A proposal is pending before the UN Security Council for declaring Azhar as an international terrorist but China has been blocking it, claiming that there is not enough evidence to prove that he is a terrorist.
When asked about the espionage case busted on Thursday in Delhi involving an employee of the Pakistan high commission, the former Pakistan Army chief initially parried the issue saying, “I am not aware of it”. But then he added that “if at all it has happened, (it) shouldn’t be encouraged”, the release said.
It also quoted Musharraf as saying that the Nawaz Sharif government lacks aggression.
The channel said Musharraf accepted Pakistan government’s diplomatic failure on international front. He, however, said it does not mean that Pakistan should be taken for granted.
To a question on whether a political leadership or army is better suited for Pakistan’s development, Musharraf said the country had witnessed growth when the army was in power.
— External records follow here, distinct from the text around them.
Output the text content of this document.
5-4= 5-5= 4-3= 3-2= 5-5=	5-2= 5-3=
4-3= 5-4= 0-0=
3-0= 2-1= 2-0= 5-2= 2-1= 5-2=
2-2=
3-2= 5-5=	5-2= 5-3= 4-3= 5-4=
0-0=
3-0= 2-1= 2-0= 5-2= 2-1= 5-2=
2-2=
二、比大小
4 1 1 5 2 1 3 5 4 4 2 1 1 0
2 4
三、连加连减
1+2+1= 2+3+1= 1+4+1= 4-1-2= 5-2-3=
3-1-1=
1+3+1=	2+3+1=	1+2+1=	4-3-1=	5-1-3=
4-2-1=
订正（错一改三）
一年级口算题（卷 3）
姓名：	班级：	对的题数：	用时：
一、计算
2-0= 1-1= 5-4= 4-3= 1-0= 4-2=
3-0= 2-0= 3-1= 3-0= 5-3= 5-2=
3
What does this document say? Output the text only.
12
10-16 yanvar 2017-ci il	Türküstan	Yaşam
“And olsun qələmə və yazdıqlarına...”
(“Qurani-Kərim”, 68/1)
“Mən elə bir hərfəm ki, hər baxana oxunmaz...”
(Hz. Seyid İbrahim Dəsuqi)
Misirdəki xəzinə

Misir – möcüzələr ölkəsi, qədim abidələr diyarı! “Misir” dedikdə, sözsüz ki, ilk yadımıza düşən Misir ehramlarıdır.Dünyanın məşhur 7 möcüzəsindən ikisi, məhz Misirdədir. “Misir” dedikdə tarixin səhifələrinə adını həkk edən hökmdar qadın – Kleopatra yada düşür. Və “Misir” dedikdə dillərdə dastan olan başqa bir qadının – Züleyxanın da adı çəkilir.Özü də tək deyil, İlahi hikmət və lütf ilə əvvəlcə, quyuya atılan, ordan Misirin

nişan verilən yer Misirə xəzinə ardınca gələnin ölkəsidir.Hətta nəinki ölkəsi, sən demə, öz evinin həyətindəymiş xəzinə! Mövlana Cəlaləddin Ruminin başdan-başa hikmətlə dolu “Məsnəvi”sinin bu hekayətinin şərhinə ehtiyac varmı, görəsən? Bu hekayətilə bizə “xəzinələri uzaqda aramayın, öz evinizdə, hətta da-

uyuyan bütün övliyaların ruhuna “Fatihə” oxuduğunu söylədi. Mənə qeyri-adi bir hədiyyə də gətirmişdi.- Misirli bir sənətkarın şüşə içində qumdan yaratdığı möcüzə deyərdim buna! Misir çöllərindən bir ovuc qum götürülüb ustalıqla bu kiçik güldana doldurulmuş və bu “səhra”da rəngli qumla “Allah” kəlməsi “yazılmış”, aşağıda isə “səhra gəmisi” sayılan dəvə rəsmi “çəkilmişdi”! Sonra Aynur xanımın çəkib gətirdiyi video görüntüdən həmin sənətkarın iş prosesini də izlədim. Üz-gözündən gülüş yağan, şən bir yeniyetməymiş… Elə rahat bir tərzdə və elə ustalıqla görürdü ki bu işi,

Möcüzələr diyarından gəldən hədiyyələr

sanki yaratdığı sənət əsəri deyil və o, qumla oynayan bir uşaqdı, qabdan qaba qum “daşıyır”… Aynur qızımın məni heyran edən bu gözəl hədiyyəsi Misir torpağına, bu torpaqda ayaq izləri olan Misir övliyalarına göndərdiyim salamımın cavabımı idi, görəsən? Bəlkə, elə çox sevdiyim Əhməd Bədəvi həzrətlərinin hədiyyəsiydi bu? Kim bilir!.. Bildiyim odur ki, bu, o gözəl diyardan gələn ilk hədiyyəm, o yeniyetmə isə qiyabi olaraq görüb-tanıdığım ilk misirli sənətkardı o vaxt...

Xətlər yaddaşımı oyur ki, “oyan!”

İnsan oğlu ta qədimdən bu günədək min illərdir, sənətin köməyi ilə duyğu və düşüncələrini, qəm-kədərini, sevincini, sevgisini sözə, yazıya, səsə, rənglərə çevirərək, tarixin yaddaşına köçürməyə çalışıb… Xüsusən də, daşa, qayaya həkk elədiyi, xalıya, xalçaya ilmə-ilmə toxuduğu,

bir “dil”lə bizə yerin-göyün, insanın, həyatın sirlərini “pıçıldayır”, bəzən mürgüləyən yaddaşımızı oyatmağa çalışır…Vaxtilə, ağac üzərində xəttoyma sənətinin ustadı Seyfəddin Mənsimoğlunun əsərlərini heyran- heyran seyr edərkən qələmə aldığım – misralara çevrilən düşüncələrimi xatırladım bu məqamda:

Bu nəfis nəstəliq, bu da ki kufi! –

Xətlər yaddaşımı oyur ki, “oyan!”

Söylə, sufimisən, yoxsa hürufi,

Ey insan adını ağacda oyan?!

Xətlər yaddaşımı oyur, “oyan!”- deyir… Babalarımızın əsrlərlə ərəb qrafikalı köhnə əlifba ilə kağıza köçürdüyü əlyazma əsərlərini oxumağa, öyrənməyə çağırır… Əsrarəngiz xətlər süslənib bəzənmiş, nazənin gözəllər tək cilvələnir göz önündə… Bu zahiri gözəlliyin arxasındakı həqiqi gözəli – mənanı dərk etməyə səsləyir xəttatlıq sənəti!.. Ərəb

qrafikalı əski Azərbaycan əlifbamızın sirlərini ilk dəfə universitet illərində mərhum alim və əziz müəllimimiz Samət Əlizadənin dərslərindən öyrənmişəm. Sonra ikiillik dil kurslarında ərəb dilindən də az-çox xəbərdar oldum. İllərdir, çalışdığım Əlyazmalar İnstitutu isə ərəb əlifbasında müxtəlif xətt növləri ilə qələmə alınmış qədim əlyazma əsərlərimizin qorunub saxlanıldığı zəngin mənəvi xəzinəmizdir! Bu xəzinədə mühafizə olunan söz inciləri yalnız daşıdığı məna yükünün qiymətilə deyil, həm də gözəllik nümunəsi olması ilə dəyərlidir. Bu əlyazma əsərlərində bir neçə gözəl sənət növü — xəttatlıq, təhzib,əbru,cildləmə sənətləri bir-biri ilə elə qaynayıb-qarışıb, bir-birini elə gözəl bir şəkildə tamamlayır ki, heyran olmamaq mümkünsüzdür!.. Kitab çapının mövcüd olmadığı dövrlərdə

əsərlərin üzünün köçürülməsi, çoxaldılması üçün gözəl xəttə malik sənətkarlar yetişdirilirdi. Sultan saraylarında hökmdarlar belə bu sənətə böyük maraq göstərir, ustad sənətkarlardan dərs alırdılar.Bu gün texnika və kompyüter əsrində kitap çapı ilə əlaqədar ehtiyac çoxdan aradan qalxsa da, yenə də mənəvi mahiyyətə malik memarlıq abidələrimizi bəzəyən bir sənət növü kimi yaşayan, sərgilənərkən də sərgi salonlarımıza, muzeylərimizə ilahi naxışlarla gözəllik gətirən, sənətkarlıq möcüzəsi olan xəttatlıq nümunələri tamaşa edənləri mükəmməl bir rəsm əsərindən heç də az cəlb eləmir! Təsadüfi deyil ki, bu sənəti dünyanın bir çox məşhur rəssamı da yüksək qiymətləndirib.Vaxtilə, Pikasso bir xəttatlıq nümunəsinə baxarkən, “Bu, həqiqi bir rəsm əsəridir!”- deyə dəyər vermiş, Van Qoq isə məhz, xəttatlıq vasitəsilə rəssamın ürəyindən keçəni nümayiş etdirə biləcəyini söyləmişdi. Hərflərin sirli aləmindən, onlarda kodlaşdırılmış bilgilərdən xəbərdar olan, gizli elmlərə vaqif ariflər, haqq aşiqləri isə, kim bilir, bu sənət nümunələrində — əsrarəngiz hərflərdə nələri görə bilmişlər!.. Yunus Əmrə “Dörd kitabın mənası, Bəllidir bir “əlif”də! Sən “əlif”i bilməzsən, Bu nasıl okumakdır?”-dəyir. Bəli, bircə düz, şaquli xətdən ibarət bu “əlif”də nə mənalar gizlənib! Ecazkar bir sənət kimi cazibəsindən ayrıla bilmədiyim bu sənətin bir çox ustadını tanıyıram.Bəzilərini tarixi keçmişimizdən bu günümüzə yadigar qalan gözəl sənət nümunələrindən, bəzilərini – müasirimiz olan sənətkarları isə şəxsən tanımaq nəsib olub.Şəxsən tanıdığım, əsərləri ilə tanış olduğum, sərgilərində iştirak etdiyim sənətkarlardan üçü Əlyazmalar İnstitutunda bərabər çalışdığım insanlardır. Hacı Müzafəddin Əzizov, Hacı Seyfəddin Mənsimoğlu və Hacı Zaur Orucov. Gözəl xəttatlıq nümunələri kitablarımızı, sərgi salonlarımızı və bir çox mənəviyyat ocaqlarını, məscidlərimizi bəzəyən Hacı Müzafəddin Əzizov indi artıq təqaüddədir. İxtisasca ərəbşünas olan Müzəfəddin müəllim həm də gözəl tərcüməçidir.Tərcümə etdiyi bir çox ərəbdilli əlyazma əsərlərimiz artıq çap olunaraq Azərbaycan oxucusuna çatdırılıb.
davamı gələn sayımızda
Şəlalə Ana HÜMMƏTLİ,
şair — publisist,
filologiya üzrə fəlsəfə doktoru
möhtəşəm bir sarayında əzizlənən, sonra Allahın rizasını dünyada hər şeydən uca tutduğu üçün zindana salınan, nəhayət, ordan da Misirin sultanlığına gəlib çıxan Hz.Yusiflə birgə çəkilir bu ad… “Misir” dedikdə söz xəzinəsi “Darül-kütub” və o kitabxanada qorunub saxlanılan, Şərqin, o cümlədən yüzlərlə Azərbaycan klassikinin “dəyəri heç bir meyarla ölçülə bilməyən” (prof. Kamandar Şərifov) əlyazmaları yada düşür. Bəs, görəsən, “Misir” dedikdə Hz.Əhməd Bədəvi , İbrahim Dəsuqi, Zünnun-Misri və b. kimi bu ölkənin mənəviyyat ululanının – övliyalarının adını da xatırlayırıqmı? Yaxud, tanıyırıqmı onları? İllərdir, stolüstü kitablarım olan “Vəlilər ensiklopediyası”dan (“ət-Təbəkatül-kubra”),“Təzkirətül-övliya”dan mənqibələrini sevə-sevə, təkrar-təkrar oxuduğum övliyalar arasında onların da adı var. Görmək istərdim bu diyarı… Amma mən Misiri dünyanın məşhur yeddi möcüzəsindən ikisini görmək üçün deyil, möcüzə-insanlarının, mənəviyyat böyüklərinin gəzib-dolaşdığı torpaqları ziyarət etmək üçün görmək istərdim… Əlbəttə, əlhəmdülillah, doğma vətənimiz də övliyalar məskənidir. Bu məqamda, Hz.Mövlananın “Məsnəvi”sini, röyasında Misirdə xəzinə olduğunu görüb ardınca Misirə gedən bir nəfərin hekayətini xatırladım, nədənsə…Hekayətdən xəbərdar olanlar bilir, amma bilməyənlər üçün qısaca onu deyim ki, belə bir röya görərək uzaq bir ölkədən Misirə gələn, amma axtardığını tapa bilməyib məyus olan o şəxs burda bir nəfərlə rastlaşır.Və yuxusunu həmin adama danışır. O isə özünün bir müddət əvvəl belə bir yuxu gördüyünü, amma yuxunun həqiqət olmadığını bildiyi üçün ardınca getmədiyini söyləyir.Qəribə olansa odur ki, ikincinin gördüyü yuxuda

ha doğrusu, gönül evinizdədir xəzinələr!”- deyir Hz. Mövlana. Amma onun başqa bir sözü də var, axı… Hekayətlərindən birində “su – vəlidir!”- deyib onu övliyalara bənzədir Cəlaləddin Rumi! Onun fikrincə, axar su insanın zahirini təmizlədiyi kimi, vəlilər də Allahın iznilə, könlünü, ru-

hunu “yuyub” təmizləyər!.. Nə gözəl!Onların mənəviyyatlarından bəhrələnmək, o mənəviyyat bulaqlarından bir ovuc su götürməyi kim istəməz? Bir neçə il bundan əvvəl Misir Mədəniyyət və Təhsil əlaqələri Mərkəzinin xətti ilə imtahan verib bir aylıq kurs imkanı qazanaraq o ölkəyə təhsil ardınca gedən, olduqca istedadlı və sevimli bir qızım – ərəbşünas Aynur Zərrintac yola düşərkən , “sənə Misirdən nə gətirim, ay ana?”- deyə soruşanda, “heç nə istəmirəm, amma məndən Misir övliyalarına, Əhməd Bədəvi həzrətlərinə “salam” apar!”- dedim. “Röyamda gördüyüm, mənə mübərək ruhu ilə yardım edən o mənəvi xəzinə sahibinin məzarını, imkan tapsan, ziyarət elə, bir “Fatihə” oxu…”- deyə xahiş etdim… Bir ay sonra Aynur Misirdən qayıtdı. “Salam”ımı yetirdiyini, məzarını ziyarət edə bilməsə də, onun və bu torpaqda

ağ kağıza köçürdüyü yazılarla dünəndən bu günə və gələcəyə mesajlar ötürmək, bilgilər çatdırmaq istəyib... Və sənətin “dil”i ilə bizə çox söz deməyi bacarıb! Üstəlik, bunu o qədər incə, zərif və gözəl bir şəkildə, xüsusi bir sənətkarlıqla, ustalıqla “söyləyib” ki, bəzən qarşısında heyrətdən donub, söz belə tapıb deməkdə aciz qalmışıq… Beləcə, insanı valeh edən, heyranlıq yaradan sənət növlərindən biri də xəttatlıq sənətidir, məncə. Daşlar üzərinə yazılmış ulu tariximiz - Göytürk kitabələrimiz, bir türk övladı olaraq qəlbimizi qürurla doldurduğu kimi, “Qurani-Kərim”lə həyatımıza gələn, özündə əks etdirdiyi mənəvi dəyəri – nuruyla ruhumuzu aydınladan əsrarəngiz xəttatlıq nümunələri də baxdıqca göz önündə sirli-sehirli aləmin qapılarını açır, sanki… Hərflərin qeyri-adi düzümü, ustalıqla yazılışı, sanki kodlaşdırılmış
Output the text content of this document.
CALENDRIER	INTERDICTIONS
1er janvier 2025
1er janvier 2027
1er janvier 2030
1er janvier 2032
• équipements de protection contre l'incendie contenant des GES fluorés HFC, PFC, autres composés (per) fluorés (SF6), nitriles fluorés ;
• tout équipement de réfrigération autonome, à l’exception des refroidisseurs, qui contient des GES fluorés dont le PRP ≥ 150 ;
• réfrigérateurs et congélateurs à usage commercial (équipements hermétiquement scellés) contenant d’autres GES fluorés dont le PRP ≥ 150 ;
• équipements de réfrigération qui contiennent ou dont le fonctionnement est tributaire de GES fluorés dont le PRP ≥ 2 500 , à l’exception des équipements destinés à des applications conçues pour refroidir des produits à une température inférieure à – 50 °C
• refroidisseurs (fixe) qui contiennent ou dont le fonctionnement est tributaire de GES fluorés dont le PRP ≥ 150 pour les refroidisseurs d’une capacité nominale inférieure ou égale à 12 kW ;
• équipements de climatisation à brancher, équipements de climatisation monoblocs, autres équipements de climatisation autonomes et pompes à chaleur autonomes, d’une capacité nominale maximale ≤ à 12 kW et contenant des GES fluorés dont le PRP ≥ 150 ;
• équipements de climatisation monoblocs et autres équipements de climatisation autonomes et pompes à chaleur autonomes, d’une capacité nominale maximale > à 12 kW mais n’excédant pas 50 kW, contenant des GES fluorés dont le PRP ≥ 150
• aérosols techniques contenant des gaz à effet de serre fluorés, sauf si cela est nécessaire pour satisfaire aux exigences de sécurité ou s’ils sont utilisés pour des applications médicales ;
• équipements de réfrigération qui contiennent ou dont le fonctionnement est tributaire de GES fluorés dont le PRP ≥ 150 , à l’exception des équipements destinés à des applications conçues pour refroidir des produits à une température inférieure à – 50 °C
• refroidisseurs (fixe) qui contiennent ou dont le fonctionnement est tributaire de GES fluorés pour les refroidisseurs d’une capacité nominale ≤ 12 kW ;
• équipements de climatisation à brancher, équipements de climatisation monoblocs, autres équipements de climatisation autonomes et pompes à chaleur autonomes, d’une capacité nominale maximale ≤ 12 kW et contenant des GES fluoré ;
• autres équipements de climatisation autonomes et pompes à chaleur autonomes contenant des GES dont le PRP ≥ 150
When asked about terror camps in Pakistan-occupied Kashmir, he feigned ignorance saying “I don’t know”. However, with a smile, he said, “I will let you know only once I get the count of these camps which you are talking about”.
On Pakistan’s diminishing relations with United States, he said there are certain contentious issues which are being addressed by the Pakistan Army.
When referred to the ‘surgical strike’ and military might of India, he said, Pakistan is a nuclear power with a strong army which can’t be bullied.
On Prime Minister Narendra Modi’s sudden visit to Pakistan and his meeting with Sharif, he said shaking hands is just an artificial move, but for a formal solution, something concrete needs to be done.